For years every provider reinvented the same primitives slightly differently: their own header names, their own signature scheme, their own retry behaviour. A consumer integrating with five services wrote five subtly different verification routines. The Standard Webhooks project (standardwebhooks.com) is a community effort to write one common spec covering payload format, the signature scheme, retry policy, and operations, so a single library can verify webhooks from any conforming provider. It launched in 2023 and adoption is growing.

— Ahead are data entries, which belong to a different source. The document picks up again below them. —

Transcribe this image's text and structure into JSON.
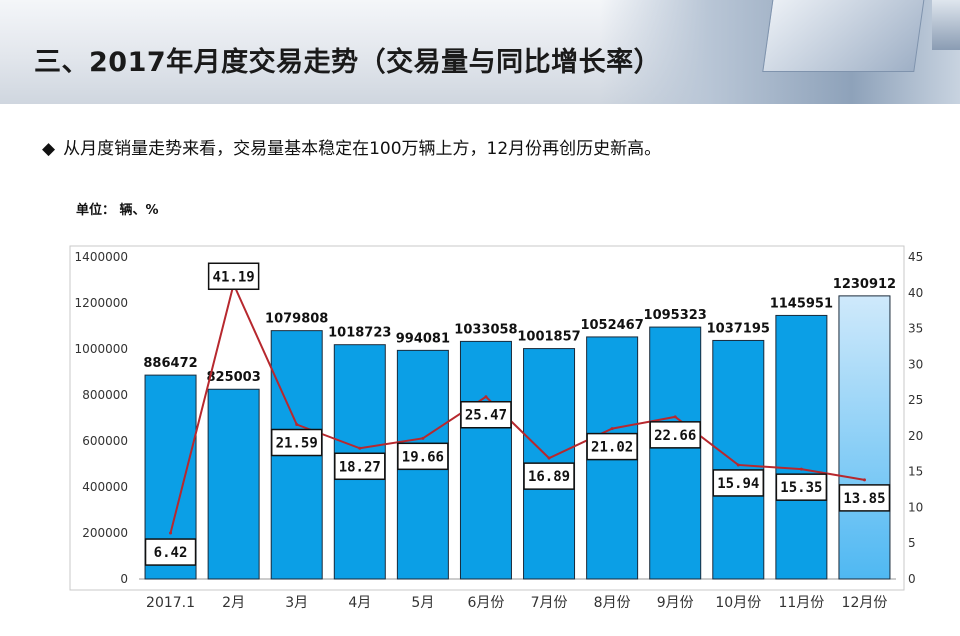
{
  "slide": {
    "title": "三、2017年月度交易走势（交易量与同比增长率）",
    "bullet_mark": "◆",
    "bullet_text": "从月度销量走势来看，交易量基本稳定在100万辆上方，12月份再创历史新高。",
    "unit_label": "单位：  辆、%"
  },
  "chart_data": {
    "type": "bar",
    "categories": [
      "2017.1",
      "2月",
      "3月",
      "4月",
      "5月",
      "6月份",
      "7月份",
      "8月份",
      "9月份",
      "10月份",
      "11月份",
      "12月份"
    ],
    "series": [
      {
        "type": "bar",
        "axis": "left",
        "values": [
          886472,
          825003,
          1079808,
          1018723,
          994081,
          1033058,
          1001857,
          1052467,
          1095323,
          1037195,
          1145951,
          1230912
        ]
      },
      {
        "type": "line",
        "axis": "right",
        "values": [
          6.42,
          41.19,
          21.59,
          18.27,
          19.66,
          25.47,
          16.89,
          21.02,
          22.66,
          15.94,
          15.35,
          13.85
        ]
      }
    ],
    "bar_value_labels": [
      "886472",
      "825003",
      "1079808",
      "1018723",
      "994081",
      "1033058",
      "1001857",
      "1052467",
      "1095323",
      "1037195",
      "1145951",
      "1230912"
    ],
    "line_value_labels": [
      "6.42",
      "41.19",
      "21.59",
      "18.27",
      "19.66",
      "25.47",
      "16.89",
      "21.02",
      "22.66",
      "15.94",
      "15.35",
      "13.85"
    ],
    "left_ticks": [
      "0",
      "200000",
      "400000",
      "600000",
      "800000",
      "1000000",
      "1200000",
      "1400000"
    ],
    "right_ticks": [
      "0",
      "5",
      "10",
      "15",
      "20",
      "25",
      "30",
      "35",
      "40",
      "45"
    ],
    "ylim_left": [
      0,
      1400000
    ],
    "ylim_right": [
      0,
      45
    ],
    "grid": false,
    "colors": {
      "bar": "#0b9fe6",
      "bar_edge": "#1a2a3a",
      "highlight_bar_top": "#cfe9fb",
      "highlight_bar_bottom": "#4fb8f2",
      "line": "#b7282e",
      "label_box_border": "#111111"
    }
  }
}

The spec picks sensible defaults and is a good template even if you never adopt it formally. It standardises the headers as Webhook-Id, Webhook-Timestamp, and Webhook-Signature; it signs HMAC-SHA256 over id.timestamp.payload; and it builds key rotation into the signature format by allowing a request to carry more than one signature. If you are starting a webhook system today, reading this spec will save you from rediscovering every footgun the rest of the industry already stepped on.

Operational checklist

The whole page compresses into a short list you can hold in your head while building either side of a webhook integration.

Sign every payload, and sign over the timestamp as well as the body.
Verify over the raw body bytes, before parsing, and compare in constant time.
Reject requests whose timestamp is more than a few minutes off, to bound replay.
Deduplicate by event id before any side effect runs; make the side effect idempotent too.
Return 2xx as fast as possible. Do no expensive work in the handler; enqueue it and let a worker process it.
Retry on 5xx, network errors, and 429 (honouring Retry-After). Do not retry plain 4xx.
Use exponential backoff with jitter, and put a deadline on each attempt (10s is typical).
Send exhausted events to a dead-letter queue, alert on its growth, and make replay easy.
Never fetch attacker-influenced URLs from a payload; block private ranges and the metadata endpoint.
Support secret rotation with no downtime by accepting old and new secrets during the rollover.